Un volet complémentaire est à l’étude. Il mobiliserait des financements d’agences spatiales et consisterait à établir, à l’échelle du bassin du Congo, le bilan des échanges de CO2, afin de comprendre si cette forêt est encore un puits de carbone, ou si la déforestation et la dégradation en font une source de CO2 pour l’atmosphère. Ce volet nécessiterait des campagnes aéroportées répétées pour prélever le CO2 de l’atmosphère et étudier sa composition, comme cela a été fait en Amazonie brésilienne. Il faudrait aussi développer des tours à flux dans le bassin du Congo, qui n’en comprend qu’une dans la réserve de biosphère du Yangambi, à l’instar de la tour Guyaflux opérée en Guyane par l’UMR Ecofog (Écologie des forêts de Guyane).

En bref, pour Jean-François Soussana, qui a préparé l’atelier du sommet One Forest Summit, « si l’on réussit One Forest Vision, les communautés locales, les peuples autochtones, les États forestiers et la communauté internationale disposeront de tous les outils permettant de rapporter et de vérifier l’état de conservation des forêts tropicales, de développer un réseau d’aires protégées afin de préserver les écosystèmes critiques et de définir des pratiques qui ne compromettent pas l’intégrité environnementale. »

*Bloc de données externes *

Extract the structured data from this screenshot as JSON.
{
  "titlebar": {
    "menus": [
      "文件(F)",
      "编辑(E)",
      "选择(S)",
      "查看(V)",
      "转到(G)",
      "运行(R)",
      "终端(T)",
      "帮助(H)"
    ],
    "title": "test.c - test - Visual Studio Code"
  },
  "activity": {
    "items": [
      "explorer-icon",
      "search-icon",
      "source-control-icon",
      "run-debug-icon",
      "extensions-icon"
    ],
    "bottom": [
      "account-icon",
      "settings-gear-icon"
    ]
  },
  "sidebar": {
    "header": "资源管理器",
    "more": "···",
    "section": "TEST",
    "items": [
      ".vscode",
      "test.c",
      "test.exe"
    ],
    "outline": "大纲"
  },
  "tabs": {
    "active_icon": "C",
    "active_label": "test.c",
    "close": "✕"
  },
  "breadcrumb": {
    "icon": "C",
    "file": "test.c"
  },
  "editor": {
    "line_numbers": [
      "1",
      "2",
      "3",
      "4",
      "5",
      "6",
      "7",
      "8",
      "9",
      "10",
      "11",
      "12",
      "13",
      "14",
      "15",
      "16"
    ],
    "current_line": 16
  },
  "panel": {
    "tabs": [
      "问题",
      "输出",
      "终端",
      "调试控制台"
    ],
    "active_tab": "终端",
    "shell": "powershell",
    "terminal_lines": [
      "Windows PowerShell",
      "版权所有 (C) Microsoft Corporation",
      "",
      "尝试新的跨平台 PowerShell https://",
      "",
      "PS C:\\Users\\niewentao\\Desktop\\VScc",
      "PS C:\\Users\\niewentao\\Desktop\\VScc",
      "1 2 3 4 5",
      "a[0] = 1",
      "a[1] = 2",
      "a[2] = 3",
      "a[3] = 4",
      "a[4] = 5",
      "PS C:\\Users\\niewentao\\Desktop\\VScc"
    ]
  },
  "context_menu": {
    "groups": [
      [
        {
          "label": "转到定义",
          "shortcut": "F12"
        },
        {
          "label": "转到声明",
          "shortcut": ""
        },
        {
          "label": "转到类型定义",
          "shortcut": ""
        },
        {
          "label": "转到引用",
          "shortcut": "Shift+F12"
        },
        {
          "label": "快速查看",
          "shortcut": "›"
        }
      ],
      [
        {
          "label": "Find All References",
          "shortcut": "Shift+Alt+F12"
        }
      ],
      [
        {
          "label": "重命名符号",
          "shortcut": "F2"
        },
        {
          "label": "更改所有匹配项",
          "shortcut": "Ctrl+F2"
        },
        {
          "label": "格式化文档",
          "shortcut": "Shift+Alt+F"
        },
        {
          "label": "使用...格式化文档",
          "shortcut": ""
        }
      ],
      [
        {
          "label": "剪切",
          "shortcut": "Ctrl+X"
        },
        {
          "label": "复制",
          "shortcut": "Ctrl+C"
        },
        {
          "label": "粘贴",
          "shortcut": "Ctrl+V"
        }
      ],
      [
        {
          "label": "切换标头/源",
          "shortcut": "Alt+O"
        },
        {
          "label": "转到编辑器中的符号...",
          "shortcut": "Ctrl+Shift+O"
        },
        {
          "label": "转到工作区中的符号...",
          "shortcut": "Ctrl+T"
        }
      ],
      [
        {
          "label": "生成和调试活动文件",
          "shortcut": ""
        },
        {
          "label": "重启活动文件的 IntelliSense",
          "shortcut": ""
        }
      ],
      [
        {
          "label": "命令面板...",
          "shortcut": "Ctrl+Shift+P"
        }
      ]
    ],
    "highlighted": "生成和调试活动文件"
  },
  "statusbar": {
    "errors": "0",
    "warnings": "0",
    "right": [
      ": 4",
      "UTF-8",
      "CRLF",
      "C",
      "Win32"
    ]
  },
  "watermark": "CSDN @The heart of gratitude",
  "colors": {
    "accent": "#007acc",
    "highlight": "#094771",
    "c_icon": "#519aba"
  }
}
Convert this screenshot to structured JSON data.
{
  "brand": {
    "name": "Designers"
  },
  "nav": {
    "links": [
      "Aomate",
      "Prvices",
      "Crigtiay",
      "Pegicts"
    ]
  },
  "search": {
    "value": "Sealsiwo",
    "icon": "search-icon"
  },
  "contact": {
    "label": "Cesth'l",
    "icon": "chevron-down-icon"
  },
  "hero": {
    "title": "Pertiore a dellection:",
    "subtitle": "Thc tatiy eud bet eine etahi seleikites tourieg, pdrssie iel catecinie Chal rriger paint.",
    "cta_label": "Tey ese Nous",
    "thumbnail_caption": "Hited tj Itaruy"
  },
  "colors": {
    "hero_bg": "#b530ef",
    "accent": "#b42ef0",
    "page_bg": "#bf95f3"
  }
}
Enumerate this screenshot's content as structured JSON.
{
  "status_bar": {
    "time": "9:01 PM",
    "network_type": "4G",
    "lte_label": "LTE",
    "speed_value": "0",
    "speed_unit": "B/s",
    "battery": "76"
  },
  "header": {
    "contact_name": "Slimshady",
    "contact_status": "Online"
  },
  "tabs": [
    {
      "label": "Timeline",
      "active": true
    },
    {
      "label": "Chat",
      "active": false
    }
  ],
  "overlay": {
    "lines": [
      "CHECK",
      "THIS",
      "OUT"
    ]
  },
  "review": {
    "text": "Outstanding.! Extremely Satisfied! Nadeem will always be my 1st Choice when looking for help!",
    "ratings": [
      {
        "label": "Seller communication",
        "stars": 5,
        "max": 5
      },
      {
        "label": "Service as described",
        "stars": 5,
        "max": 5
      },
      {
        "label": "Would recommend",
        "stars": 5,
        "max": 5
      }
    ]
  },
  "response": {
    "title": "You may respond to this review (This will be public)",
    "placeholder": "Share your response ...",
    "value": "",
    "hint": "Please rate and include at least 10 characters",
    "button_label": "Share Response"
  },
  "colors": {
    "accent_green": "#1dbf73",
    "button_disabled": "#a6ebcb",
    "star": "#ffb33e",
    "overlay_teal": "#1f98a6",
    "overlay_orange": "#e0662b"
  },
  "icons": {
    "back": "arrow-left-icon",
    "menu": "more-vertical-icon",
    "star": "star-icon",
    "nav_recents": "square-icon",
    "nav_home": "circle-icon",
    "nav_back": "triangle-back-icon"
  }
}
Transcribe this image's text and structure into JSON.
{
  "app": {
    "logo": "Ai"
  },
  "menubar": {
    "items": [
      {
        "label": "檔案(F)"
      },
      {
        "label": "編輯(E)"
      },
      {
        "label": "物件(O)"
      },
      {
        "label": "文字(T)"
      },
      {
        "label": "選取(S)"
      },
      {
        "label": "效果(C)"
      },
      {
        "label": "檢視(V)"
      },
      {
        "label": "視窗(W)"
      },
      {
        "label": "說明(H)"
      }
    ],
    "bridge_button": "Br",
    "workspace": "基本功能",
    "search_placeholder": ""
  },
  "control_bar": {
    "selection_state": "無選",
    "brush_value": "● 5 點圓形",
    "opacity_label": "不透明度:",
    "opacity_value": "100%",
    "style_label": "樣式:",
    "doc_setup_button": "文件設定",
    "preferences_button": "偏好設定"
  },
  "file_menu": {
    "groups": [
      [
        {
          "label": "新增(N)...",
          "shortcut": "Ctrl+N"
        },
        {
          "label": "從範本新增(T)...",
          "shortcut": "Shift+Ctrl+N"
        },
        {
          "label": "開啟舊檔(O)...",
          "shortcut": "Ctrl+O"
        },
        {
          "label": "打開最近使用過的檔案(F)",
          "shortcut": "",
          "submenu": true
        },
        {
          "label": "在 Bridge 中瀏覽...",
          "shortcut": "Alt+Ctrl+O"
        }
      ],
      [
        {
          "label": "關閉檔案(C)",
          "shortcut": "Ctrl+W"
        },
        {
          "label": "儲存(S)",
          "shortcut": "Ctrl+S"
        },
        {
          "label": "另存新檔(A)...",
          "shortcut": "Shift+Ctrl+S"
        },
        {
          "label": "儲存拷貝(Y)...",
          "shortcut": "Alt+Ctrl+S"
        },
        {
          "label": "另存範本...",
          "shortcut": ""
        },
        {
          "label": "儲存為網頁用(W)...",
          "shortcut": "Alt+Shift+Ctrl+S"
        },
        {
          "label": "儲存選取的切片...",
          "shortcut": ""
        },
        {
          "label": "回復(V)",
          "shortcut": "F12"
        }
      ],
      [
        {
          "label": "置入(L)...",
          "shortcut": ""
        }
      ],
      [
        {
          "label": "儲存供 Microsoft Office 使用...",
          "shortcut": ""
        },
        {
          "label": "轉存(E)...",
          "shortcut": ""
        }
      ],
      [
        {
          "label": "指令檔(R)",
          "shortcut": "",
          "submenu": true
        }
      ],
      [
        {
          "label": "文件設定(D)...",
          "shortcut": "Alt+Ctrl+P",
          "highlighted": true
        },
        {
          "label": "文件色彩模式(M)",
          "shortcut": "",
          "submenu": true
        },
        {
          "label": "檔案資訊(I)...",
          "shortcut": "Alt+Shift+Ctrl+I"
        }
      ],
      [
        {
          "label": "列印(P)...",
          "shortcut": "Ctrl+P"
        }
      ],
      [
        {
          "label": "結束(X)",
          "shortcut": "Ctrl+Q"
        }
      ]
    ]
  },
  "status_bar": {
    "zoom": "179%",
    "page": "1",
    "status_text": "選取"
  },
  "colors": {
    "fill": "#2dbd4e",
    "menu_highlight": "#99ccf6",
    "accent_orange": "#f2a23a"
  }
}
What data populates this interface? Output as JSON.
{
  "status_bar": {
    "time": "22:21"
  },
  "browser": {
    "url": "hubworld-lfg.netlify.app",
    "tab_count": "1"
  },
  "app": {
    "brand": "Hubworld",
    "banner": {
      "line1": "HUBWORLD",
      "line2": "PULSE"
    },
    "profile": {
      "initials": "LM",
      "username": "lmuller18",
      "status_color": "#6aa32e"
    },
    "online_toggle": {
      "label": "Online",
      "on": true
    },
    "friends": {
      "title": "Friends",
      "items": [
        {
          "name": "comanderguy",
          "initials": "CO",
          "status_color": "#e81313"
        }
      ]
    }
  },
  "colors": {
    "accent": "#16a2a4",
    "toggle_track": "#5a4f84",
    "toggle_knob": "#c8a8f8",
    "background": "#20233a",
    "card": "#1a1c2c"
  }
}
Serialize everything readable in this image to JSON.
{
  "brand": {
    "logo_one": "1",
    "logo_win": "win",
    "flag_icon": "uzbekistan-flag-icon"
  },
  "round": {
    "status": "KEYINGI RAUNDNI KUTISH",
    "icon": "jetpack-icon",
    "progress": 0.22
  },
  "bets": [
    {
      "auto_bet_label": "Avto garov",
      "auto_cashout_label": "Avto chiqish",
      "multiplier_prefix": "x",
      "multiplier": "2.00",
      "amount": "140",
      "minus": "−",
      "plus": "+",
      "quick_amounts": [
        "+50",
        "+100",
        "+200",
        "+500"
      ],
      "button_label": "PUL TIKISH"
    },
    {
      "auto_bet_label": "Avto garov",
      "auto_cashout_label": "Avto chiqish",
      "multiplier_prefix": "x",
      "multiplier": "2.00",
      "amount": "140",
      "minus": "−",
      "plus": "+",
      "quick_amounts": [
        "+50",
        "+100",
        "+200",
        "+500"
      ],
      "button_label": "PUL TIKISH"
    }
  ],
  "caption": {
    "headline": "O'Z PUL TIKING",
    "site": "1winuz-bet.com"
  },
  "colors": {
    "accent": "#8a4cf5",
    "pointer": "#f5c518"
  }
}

La télédétection à l’heure de l’intelligence artificielle, un outil de taille pour la recherche

« On utilise depuis longtemps la télédétection pour suivre la dynamique des forêts à l’échelle mondiale, en termes de surface, de hauteur ou encore de biomasse. Mais on a une connaissance qui reste incomplète de ces différents paramètres, avec une évolution dans le temps difficile à suivre et on a des informations partielles et parfois très différentes selon les méthodes utilisées », explique Jean-Pierre Wigneron, directeur de recherche au centre INRAE de Bordeaux.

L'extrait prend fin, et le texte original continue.